Bon, pas la peine de barguigner, la poésie se passe allègrement d'illustration. Le poème lui-même est fait d'images, pourquoi en convoquerait-il d'autres qui, sous couvert de le servir, ne feraient que l'asservir et finalement l'enfermer ? Mieux, la poésie n'est-elle pas à elle-même sa propre illustration, au moins depuis Mallarmé et son
coup de dés ?
N'est-ce pas par sa seule mise en page, c'est-à-dire par la façon dont il se déploie dans la page, que le poème apparaît le mieux ? Quelle place reste-t-il alors pour l'illustration dans ce dialogue entre l'ombre et la lumière ? Certainement pas celle d'un quelconque commentaire, dont on mesure d'emblée l'importune grossièreté. Non. Si elle doit absolument en avoir une, il lui faut l'inventer dans une forme de rencontre. Une rencontre avec la page imprimée, qui, dans ce cas, ne peut être conçue comme un simple support dont l'illustrateur profiterait des blancs. L'illustration n'est pas un tableau, mis en exergue et retranché dans son cadre. Elle doit se constituer en interlocuteur valable dans une conversation à trois, à laquelle elle apporte un vocabulaire spécifique et non redondant. Plus simplement, en abordant la poésie, l'illustration doit savoir abdiquer son statut d'image pour se mettre à son tour et tout entière au service de la mise en page.

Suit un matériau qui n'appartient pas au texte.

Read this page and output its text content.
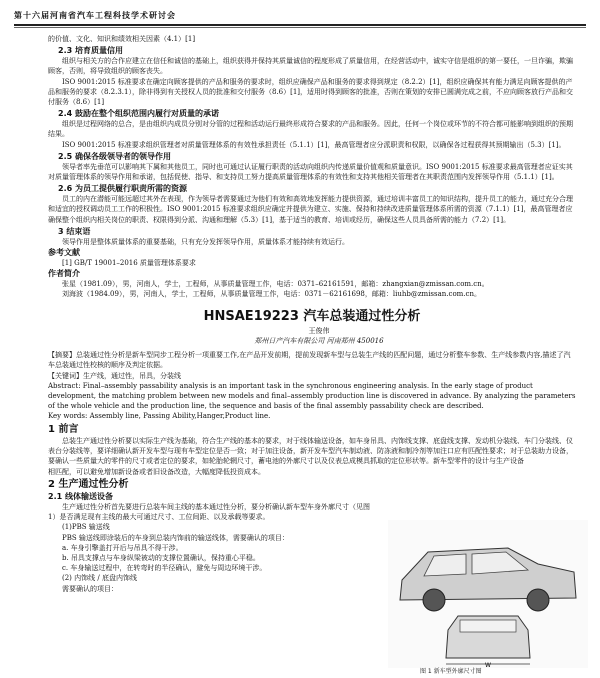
第十六届河南省汽车工程科技学术研讨会

的价值、文化、知识和绩效相关因素（4.1）[1]

2.3 培育质量信用

组织与相关方的合作应建立在信任和诚信的基础上，组织获得并保持其质量诚信的程度形成了质量信用，在经营活动中，诚实守信是组织的第一要任，一旦诈骗，欺骗顾客，否则，将导致组织的顾客丧失。

ISO 9001:2015 标准要求在确定向顾客提供的产品和服务的要求时，组织应确保产品和服务的要求得到规定（8.2.2）[1]，组织应确保其有能力满足向顾客提供的产品和服务的要求（8.2.3.1），除非得到有关授权人员的批准和交付服务（8.6）[1]，适用时得到顾客的批准，否则在策划的安排已圆满完成之前，不应向顾客放行产品和交付服务（8.6）[1]

2.4 鼓励在整个组织范围内履行对质量的承诺

组织是过程网络的总合，是由组织内成员分别对分管的过程和活动运行最终形成符合要求的产品和服务。因此，任何一个岗位或环节的不符合都可能影响到组织的预期结果。

ISO 9001:2015 标准要求组织管理者对质量管理体系的有效性承担责任（5.1.1）[1]，最高管理者应分派职责和权限，以确保各过程获得其预期输出（5.3）[1]。

2.5 确保各级领导者的领导作用

领导者率先垂范可以影响其下属和其他员工，同时也可通过认证履行职责的活动向组织内传递质量价值观和质量意识。ISO 9001:2015 标准要求最高管理者应证实其对质量管理体系的领导作用和承诺，包括促使、指导、和支持员工努力提高质量管理体系的有效性和支持其他相关管理者在其职责范围内发挥领导作用（5.1.1）[1]。

2.6 为员工提供履行职责所需的资源

员工的内在潜能可能远超过其外在表现，作为领导者需要通过为他们有效和高效地发挥能力提供资源，通过培训丰富员工的知识结构，提升员工的能力，通过充分合理和适宜的授权调动员工工作的积极性。ISO 9001:2015 标准要求组织应确定并提供为建立、实施、保持和持续改进质量管理体系所需的资源（7.1.1）[1]，最高管理者应确保整个组织内相关岗位的职责、权限得到分派、沟通和理解（5.3）[1]，基于适当的教育、培训或经历，确保这些人员具备所需的能力（7.2）[1]。

3 结束语

领导作用是整体质量体系的重要基础，只有充分发挥领导作用，质量体系才能持续有效运行。

参考文献

[1] GB/T 19001–2016 质量管理体系要求

作者简介

张星（1981.09），男，河南人，学士，工程师，从事质量管理工作，电话：0371–62161591，邮箱：zhangxian@zmissan.com.cn。

刘海波（1984.09），男，河南人，学士，工程师，从事质量管理工作，电话：0371－62161698，邮箱：liuhb@zmissan.com.cn。

HNSAE19223 汽车总装通过性分析

王俊伟

郑州日产汽车有限公司 河南郑州 450016

【摘要】总装通过性分析是新车型同步工程分析一项重要工作,在产品开发前期，提前发现新车型与总装生产线的匹配问题，通过分析整车参数、生产线参数内容,描述了汽车总装通过性校核的顺序及判定依据。

【关键词】生产线，通过性，吊具，分装线

Abstract: Final–assembly passability analysis is an important task in the synchronous engineering analysis. In the early stage of product development, the matching problem between new models and final–assembly production line is discovered in advance. By analyzing the parameters of the whole vehicle and the production line, the sequence and basis of the final assembly passability check are described.

Key words: Assembly line, Passing Ability,Hanger,Product line.

1 前言

总装生产通过性分析要以实际生产线为基础，符合生产线的基本的要求，对于线体输送设备，如车身吊具、内饰线支撑、底盘线支撑、发动机分装线、车门分装线、仪表台分装线等，要详细确认新开发车型与现有车型定位是否一致；对于加注设备，新开发车型汽车制动液、防冻液和制冷剂等加注口应有匹配性要求；对于总装助力设备，要确认一些质量大的零件的尺寸或者定位的要求，如轮胎轮辋尺寸，蓄电池的外廓尺寸以及仪表总成模具抓取的定位形状等。新车型零件的设计与生产设备

相匹配，可以避免增加新设备或者旧设备改造，大幅度降低投资成本。

2 生产通过性分析
2.1 线体输送设备

生产通过性分析首先要进行总装车间主线的基本通过性分析，要分析确认新车型车身外廓尺寸（见图 1）是否满足现有主线的最大可通过尺寸、工位间距、以及承载等要求。

(1)PBS 输送线

PBS 输送线即涂装后的车身到总装内饰前的输送线体，需要确认的项目：

a. 车身引擎盖打开后与吊具不得干涉。

b. 吊具支撑点与车身纵梁被动的支撑位置确认，保持重心平稳。

c. 车身输送过程中，在转弯时的半径确认，避免与周边环境干涉。

(2) 内饰线 / 底盘内饰线

需要确认的项目：

W
图 1 新车型外廓尺寸图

Je ne conçois donc mes dessins que comme un matériau destiné à entrer dans une composition d'ensemble. Ce que vous voyez ci-contre n'est donc certainement pas tout à fait ce que vous verrez dans le livre. C'est une proposition ou, pour mieux dire, une ouverture, qui ne demande qu'à être malmenée, manipulée, transformée et, finalement, intégrée.